Ou envisager d’ouvrir d’urgence ces petits commerces en imposant aux libraires et à leurs clients les mêmes règles qu’on impose aux hypermarchés et à leurs clients pour acheter du papier Q.

S’il vous plait, un peu de bon sens !

Un peu de décence !

Le Covid-19 est un puissant allier d’Amazon qui profite de la crise pour développer et renforcer son business model avec l’aide d’inconscients qui ne se rendent pas bien compte que cette logique consumériste « en réseau » est en train de tuer un métier essentiel, basé sur l’échange entre le libraire et ses clients, des clients qui deviennent, au fil du temps, des habitués d’abord, des copains et des amis ensuite, je pense à Christelle, ma libraire, qui a fermé boutique depuis samedi soir le 14 mars, vers 20 heures, elle ne travaille pas le lundi…je ne sais pas quand je la reverrai ni si je la reverrai …

« Personne ne se sent en sécurité chez Amazon aujourd’hui en France. Ils ne mettent pas les moyens nécessaires pour sécuriser les travailleurs », affirme un délégué syndical d’Amazon : peu importe la santé des salariés d’Amazon, le principal n’est pas là.

En exhortant les entrepreneurs, les chefs d’entreprises et les salariés à continuer de travailler, Emmanuel Macron donne raison à Jeff Bezos et contribue, indirectement, à son enrichissement au détriment d’un des plus beaux métiers qui soient au monde.

Il ferme les yeux sur les conditions de travail des salariés, sur l’inévitable proximité des uns avec les autres tout en vantant les mérites d'un confinement des plus restrictifs. L'un ne va pas avec l'autre.

Le Covid-19 est global, l’économie est globale, c’est la logique libérale qui poursuit sa course infernale sans se rendre compte des contradictions que ce virus révèle au grand jour.
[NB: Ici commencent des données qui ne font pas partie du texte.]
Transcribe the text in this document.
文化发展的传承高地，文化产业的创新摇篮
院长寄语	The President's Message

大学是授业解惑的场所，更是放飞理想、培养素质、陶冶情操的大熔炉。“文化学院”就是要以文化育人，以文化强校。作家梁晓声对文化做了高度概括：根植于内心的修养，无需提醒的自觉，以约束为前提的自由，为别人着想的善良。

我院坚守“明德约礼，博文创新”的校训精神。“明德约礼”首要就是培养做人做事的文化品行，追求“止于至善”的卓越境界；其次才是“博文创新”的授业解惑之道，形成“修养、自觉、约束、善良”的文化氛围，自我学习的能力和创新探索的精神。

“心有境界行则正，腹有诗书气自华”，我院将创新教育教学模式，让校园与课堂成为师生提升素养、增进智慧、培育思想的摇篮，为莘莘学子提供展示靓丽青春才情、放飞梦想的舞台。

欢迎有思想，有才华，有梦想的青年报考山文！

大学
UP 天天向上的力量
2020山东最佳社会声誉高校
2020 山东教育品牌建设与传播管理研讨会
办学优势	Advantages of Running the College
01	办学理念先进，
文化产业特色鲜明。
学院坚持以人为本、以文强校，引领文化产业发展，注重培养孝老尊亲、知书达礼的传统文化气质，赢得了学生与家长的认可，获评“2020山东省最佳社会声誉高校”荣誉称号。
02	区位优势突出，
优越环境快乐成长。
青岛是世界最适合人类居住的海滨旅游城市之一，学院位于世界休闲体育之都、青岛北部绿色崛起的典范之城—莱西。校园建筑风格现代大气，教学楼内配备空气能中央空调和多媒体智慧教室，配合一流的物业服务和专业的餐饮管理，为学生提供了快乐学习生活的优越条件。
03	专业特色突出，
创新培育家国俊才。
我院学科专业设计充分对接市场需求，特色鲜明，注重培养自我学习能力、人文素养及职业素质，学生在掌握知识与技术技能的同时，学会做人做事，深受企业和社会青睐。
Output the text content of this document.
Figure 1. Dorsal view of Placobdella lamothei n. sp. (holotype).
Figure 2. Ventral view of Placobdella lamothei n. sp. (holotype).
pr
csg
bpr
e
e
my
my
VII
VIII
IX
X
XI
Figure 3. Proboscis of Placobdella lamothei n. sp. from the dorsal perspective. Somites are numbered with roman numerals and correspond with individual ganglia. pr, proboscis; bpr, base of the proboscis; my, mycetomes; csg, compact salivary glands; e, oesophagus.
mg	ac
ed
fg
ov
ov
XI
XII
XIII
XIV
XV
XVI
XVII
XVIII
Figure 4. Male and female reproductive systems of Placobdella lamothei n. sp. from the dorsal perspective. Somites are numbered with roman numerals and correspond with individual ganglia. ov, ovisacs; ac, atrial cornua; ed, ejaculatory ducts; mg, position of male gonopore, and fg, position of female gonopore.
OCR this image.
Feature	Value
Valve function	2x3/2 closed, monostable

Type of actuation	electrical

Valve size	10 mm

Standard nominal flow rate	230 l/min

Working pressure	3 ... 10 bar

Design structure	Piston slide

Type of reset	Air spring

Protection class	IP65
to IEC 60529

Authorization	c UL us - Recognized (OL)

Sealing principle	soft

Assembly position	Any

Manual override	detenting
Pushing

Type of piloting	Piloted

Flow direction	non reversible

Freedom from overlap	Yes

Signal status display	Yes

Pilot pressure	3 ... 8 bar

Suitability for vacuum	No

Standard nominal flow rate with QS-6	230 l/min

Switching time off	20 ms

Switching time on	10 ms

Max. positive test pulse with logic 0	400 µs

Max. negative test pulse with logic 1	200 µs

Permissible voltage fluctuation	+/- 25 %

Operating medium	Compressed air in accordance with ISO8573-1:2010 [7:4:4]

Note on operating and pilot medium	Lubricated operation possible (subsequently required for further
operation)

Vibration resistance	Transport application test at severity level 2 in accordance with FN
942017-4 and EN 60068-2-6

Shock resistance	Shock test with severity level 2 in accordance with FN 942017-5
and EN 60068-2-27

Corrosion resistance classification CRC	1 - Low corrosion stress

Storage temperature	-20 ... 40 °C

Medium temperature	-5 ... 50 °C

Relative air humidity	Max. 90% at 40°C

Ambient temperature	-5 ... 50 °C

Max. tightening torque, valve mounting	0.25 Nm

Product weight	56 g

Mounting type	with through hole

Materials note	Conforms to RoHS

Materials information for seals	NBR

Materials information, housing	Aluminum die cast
On a rarement vu autant de gouvernants se contredire à ce point en aussi peu de temps, passant d’une « simple grippe » à une « catastrophe probable ». On serait tenter de dire à ces clowns  d'un théâtre aussi absurde  « bas les masques », mais il n'y en a pas assez ...cette pénurie de masque a quelque chose de pathétique dans une société aussi contrôlée.

Macron est un libéral compulsif, il le restera, quels que soient ses discours de circonstance.

Vive les livres !

Vive les librairies !

Vive Christelle !

 

P.-S. – Il parait qu’il est interdit d’appeler au boycott d’une entreprise. Soit.